Symmetric linear solves are fundamental to a wide range of scientific and engineering applications, from climate modeling and structural analysis to machine learning and optimization. These workloads often rely on Cholesky (POTRF) decomposition and its supporting operations, triangular solves (TRSM) and symmetric rank-k updates (SYRK), which together form the computational core for solving symmetric positive-definite systems. To accelerate these kernels, we present a portable, mixed-precision solver designed for Matrix Processing Units (MXUs), including NVIDIA Tensor Cores (H200) and AMD Matrix Cores (MI300X). Our algorithm builds on a nested recursive formulation in which Cholesky exposes parallelism through recursive decomposition of its TRSM and SYRK sub-problems. This structure yields a hierarchical recursion that maximizes GEMM throughput while enabling fine-grained control over numerical precision. We introduce a custom recursive data structure that assigns low-precision FP16 arithmetic to large off-diagonal blocks, while preserving high precision on diagonal blocks to ensure numerical stability. The solver is implemented in Julia, leveraging array programming, multiple dispatch, and dynamic type inference to enable seamless expression of mixed-precision computation. This design provides a high-level, hardware-agnostic interface while efficiently interfacing with low-level vendor libraries for backend portability. On H200, our recursive FP64 SYRK achieves a 14x speedup over cuBLAS, while mixed-precision delivers up to 27x speedup in SYRK and 5x in TRSM over full-precision baselines. This results in a 5x overall speedup for Cholesky versus cuSOLVER FP64, with 100x better accuracy than pure FP16 while retaining 88% of its peak speedup. Comparable performance and accuracy trends are observed on MI300X, demonstrating broad applicability across GPUs.

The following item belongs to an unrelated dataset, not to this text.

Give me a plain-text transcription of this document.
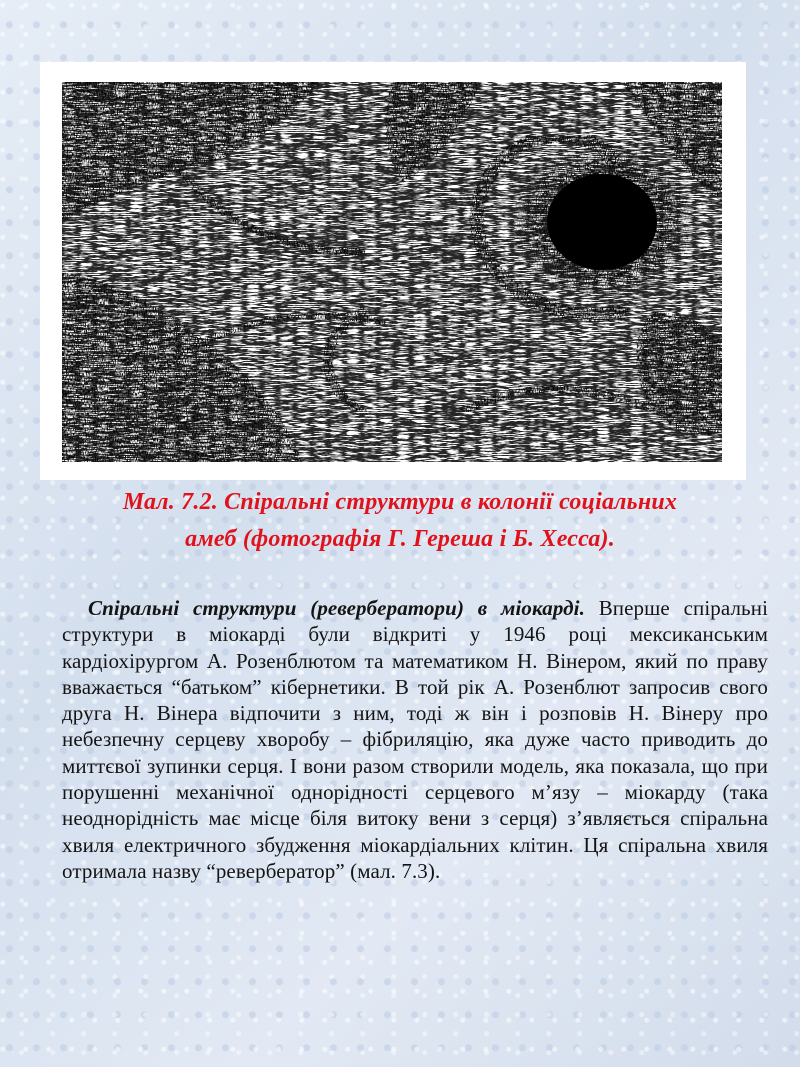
Мал. 7.2. Спіральні структури в колонії соціальних
амеб (фотографія Г. Гереша і Б. Хесса).
Спіральні структури (ревербератори) в міокарді. Вперше спіральні структури в міокарді були відкриті у 1946 році мексиканським кардіохірургом А. Розенблютом та математиком Н. Вінером, який по праву вважається “батьком” кібернетики. В той рік А. Розенблют запросив свого друга Н. Вінера відпочити з ним, тоді ж він і розповів Н. Вінеру про небезпечну серцеву хворобу – фібриляцію, яка дуже часто приводить до миттєвої зупинки серця. І вони разом створили модель, яка показала, що при порушенні механічної однорідності серцевого м’язу – міокарду (така неоднорідність має місце біля витоку вени з серця) з’являється спіральна хвиля електричного збудження міокардіальних клітин. Ця спіральна хвиля отримала назву “ревербератор” (мал. 7.3).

翻译：对称线性求解是众多科学与工程应用的基础，涵盖气候建模、结构分析、机器学习及优化等领域。这类计算负载通常依赖于Cholesky（POTRF）分解及其支撑操作——三角求解（TRSM）与对称秩-k更新（SYRK），三者共同构成求解对称正定系统的计算核心。为加速这些核心运算，我们提出了一种面向矩阵处理单元（MXU）的可移植混合精度求解器，适用于包括NVIDIA Tensor Cores（H200）与AMD Matrix Cores（MI300X）在内的硬件平台。我们的算法基于一种嵌套递归框架，其中Cholesky分解通过对其TRSM与SYRK子问题进行递归分解来发掘并行性。这一结构形成了层次化递归，在最大化GEMM吞吐量的同时，实现了对数值精度的细粒度控制。我们引入了一种定制递归数据结构，将低精度FP16算术分配给大型非对角块，同时在对角块上保持高精度以确保数值稳定性。该求解器采用Julia语言实现，充分利用数组编程、多重分派与动态类型推断能力，以无缝表达混合精度计算。该设计提供了高层级、硬件无关的接口，同时高效对接底层厂商库以实现后端可移植性。在H200上，我们的递归FP64 SYRK相比cuBLAS实现了14倍加速，而混合精度方案在SYRK和TRSM上分别较全精度基线取得最高27倍和5倍加速。这使得Cholesky分解相比cuSOLVER FP64整体获得5倍加速，在保持纯FP16方案88%峰值加速的同时，精度提升达100倍。在MI300X平台上观察到可比的性能与精度趋势，证明了该方法在各类GPU上的广泛适用性。